As the needle hits the wax, the album opens in true Foo Fighters style, hot and heavy, with the first track “Something From Nothing” which chronicles the history of blues and punk in Chicago. This same style continues through to the next track, “The Feast and the Famine”. Recorded in Washington, D.C., this track truly exemplifies the goal of the album in documenting the historical narrative of America’s music industry; it is directly inspired by the Civil Rights Movement in Washington and the ways in which this event was sonically memorialized within different genres of the time. It is one of the strongest singles of the record, and will undoubtedly go down as one of the Foo Fighter’s greatest hits. The album continues through, changing pace to capture country, folk, and gospel scenes through tracks such as “Congregation” and “What Did I Do?/God As My Witness” which were inspired by the cities of Nashville and Austin, respectively. Towards the latter half of Sonic Highways the album features a selection of slower, smoother tracks which are still filled with the raw, intimate edge of Foo Fighter tradition. These tracks include “Outside”, featuring a radical guitar collaboration with Joe Walsh who is only one of many notable guests on the album; “In The Clear”, and “Subterranean” which were individually enlightened by visits to Los Angeles, New Orleans, and Seattle; and “I Am The River”, hailing from New York and standing strong as the final track on the album, which gives a resoundingly powerful conclusion to the intricate and masterful compilation that is Sonic Highways.
The Foo Fighters have managed to research their influences, explore their dynasties, and incorporate them into their music in a way that, while doing justice to the artists they are giving an ode to, still holds on to the classic Foo fashion we have grown to know and love.
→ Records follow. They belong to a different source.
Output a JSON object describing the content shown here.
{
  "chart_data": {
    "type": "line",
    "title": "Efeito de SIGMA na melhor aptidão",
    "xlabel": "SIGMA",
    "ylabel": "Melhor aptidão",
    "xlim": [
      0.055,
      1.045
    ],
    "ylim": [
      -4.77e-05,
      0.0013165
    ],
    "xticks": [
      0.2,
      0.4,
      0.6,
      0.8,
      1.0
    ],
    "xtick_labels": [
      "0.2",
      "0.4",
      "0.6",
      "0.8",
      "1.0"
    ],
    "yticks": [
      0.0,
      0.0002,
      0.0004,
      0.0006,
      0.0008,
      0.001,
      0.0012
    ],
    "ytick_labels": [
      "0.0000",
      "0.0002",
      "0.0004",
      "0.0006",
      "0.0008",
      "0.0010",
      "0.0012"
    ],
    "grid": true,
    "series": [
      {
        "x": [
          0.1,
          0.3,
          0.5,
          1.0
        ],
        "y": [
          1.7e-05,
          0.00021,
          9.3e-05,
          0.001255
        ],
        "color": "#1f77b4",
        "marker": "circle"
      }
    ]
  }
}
Even through moments where the true sound of the band is difficult to find, it is only to further pay homage to the previous artists who have paved their way. Is it the most adventurous or innovative addition to the band’s personal sound? Arguably not. But it sits in a significant spot, transcending many musical boundaries and traditions, not only for the Foo Fighters but for the rock genre and music history as a whole. Sonic Highways is picking up what has been lost in the past, and helping preserve it for the future.